Data Transformation in Hadoop

By Dirk deRoos

The idea of Hadoop-inspired ETL engines has gained a lot of traction in recent years. After all, Hadoop is a flexible data storage and processing platform that can support huge amounts of data and operations on that data. At the same time, it’s fault tolerant, and it offers the opportunity for capital and software cost reductions.

Despite Hadoop’s popularity as an ETL engine, however, many folks (including a famous firm of analysts) don’t recommend Hadoop as the sole piece of technology for your ETL strategy. This is largely because developing ETL flows requires a great deal of expertise about your organization’s existing database systems, the nature of the data itself, and the reports and applications dependent on it.

In other words, the DBAs, developers, and architects in your IT department would need to become familiar enough with Hadoop to implement the needed ETL flows. For example, a lot of intensive hand coding with Pig, Hive, or even MapReduce may be necessary to create even the simplest of data flows — which puts your company on the hook for those skills if it follows this path.

You have to code elements such as parallel debugging, application management services (such as check pointing and error and event handling). Also, consider enterprise requirements such as glossarization and being able to show your data’s lineage.

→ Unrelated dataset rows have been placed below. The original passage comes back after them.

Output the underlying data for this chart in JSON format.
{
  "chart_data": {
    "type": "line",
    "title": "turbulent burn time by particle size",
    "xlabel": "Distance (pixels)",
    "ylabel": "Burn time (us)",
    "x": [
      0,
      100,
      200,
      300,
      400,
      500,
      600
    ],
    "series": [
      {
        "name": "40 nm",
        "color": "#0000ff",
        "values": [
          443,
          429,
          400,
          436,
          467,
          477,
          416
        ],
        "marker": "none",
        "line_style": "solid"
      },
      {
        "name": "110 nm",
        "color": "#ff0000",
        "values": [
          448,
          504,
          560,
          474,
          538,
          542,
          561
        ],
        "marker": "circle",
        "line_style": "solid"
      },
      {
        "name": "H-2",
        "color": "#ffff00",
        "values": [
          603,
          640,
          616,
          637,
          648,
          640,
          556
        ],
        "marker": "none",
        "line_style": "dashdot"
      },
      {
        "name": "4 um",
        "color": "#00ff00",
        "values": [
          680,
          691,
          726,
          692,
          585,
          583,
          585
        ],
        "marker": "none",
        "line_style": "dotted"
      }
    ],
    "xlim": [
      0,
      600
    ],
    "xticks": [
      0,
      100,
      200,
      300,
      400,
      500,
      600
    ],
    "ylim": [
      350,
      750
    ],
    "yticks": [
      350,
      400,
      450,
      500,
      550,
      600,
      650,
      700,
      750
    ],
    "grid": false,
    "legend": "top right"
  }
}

There are regulatory requirements for many industry standard reports, where data lineage is needed; the reporting organization must be able to show where the data points in the report come from, how the data got to you, and what has been done to the data.

Even for relational database systems, ETL is complex enough that there are popular specialized products that provide interfaces for managing and developing ETL flows. Some of these products now aid in Hadoop-based ETL and other Hadoop-based development. However, depending on your requirements, you may need to write some of your own code to support your transformation logic.